Des modifications pour la plupart contenues dans le TPP
Cette analyse est confortée par celle du professeur de droit à Fordham et ancien conseiller du gouvernement Obama, Matthew Gold, qui explique que l’administration Trump « a obtenu (par rapport à l’ALENA) un grand nombre de modifications, mais dont la plupart étaient contenues dans le TPP ». Le texte, poursuit-il, « nous permet une légère augmentation de notre accès au marché laitier canadien, presque exactement ce qui était contenu dans le TPP ». Commentaire de Christian Gomez : « Le grand succès de Trump consistant à obtenir un meilleur accès au marché laitier canadien aurait déjà été obtenu par Obama et son équipe de négociateurs si le TPP, destructeur de souveraineté nationale, avait été voté par le Congrès ». Le TPP avait été rejeté sous le prétexte que les fins ne sauraient justifier les moyens. Dans le cas de l’USMCA, elles sont au contraire encensées.
L’Etat profond à l’œuvre : l’USMCA pourrait être rebaptisé « TPP à trois »
Ainsi l’USMCA pourrait-il facilement être rebaptisé « TPP à trois » : Etats-Unis, Mexique, Canada. Pour Jared Bernstein, ancien conseiller économique du vice-président démocrate Joe Biden, « Il est totalement absurde d’affirmer que l’ALENA ou le TPP furent des catastrophes mais que l’USMCA est la perfection ». Le président du CFR, Richard N. Haas, va même plus loin en affirmant que ce nouveau traité à trois, « qui équivaut à l’ALENA plus 10 à 20 % », pourra être l’outil d’un retour des Etats-Unis dans le TPP. Lighthizer quant à lui envisage déjà de négocier de nouveaux accords bilatéraux avec le Royaume-Uni, le Japon, l’Inde, la Colombie, les Philippines, le Vietnam et des pays sub-sahariens.
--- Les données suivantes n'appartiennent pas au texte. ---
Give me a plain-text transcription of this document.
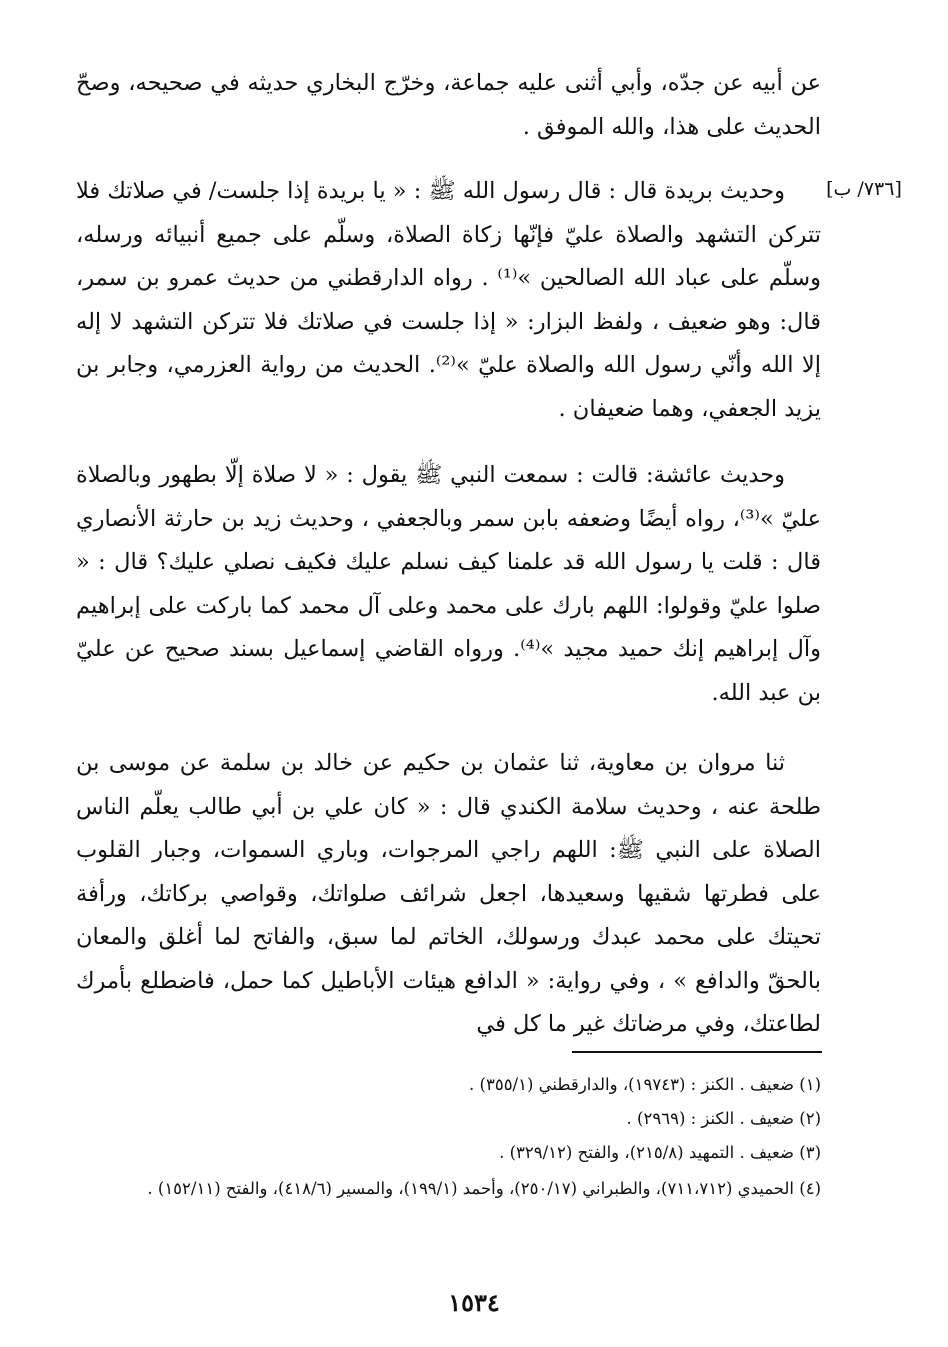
[٧٣٦/ ب]

عن أبيه عن جدّه، وأبي أثنى عليه جماعة، وخرّج البخاري حديثه في صحيحه، وصحّ الحديث على هذا، والله الموفق .

وحديث بريدة قال : قال رسول الله ﷺ : « يا بريدة إذا جلست/ في صلاتك فلا تتركن التشهد والصلاة عليّ فإنّها زكاة الصلاة، وسلّم على جميع أنبيائه ورسله، وسلّم على عباد الله الصالحين »⁽¹⁾ . رواه الدارقطني من حديث عمرو بن سمر، قال: وهو ضعيف ، ولفظ البزار: « إذا جلست في صلاتك فلا تتركن التشهد لا إله إلا الله وأنّي رسول الله والصلاة عليّ »⁽²⁾. الحديث من رواية العزرمي، وجابر بن يزيد الجعفي، وهما ضعيفان .

وحديث عائشة: قالت : سمعت النبي ﷺ يقول : « لا صلاة إلّا بطهور وبالصلاة عليّ »⁽³⁾، رواه أيضًا وضعفه بابن سمر وبالجعفي ، وحديث زيد بن حارثة الأنصاري قال : قلت يا رسول الله قد علمنا كيف نسلم عليك فكيف نصلي عليك؟ قال : « صلوا عليّ وقولوا: اللهم بارك على محمد وعلى آل محمد كما باركت على إبراهيم وآل إبراهيم إنك حميد مجيد »⁽⁴⁾. ورواه القاضي إسماعيل بسند صحيح عن عليّ بن عبد الله.

ثنا مروان بن معاوية، ثنا عثمان بن حكيم عن خالد بن سلمة عن موسى بن طلحة عنه ، وحديث سلامة الكندي قال : « كان علي بن أبي طالب يعلّم الناس الصلاة على النبي ﷺ: اللهم راجي المرجوات، وباري السموات، وجبار القلوب على فطرتها شقيها وسعيدها، اجعل شرائف صلواتك، وقواصي بركاتك، ورأفة تحيتك على محمد عبدك ورسولك، الخاتم لما سبق، والفاتح لما أغلق والمعان بالحقّ والدافع » ، وفي رواية: « الدافع هيئات الأباطيل كما حمل، فاضطلع بأمرك لطاعتك، وفي مرضاتك غير ما كل في

(١) ضعيف . الكنز : (١٩٧٤٣)، والدارقطني (٣٥٥/١) .

(٢) ضعيف . الكنز : (٢٩٦٩) .

(٣) ضعيف . التمهيد (٢١٥/٨)، والفتح (٣٢٩/١٢) .

(٤) الحميدي (٧١١،٧١٢)، والطبراني (٢٥٠/١٧)، وأحمد (١٩٩/١)، والمسير (٤١٨/٦)، والفتح (١٥٢/١١) .

١٥٣٤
Japon et Vietnam faisaient déjà partie du TPP, renommé CPTPP, ratifié par Tokyo en juillet dernier, rejoint par la Corée du Sud en août.
Robert Lighthizer, représentant du président Trump pour le Commerce, s’active ainsi dans son dos pour réintroduire les Etats-Unis dans le TPP. L’Etat profond est à l’œuvre, sapant la volonté souverainiste exprimée par le peuple. CQFD.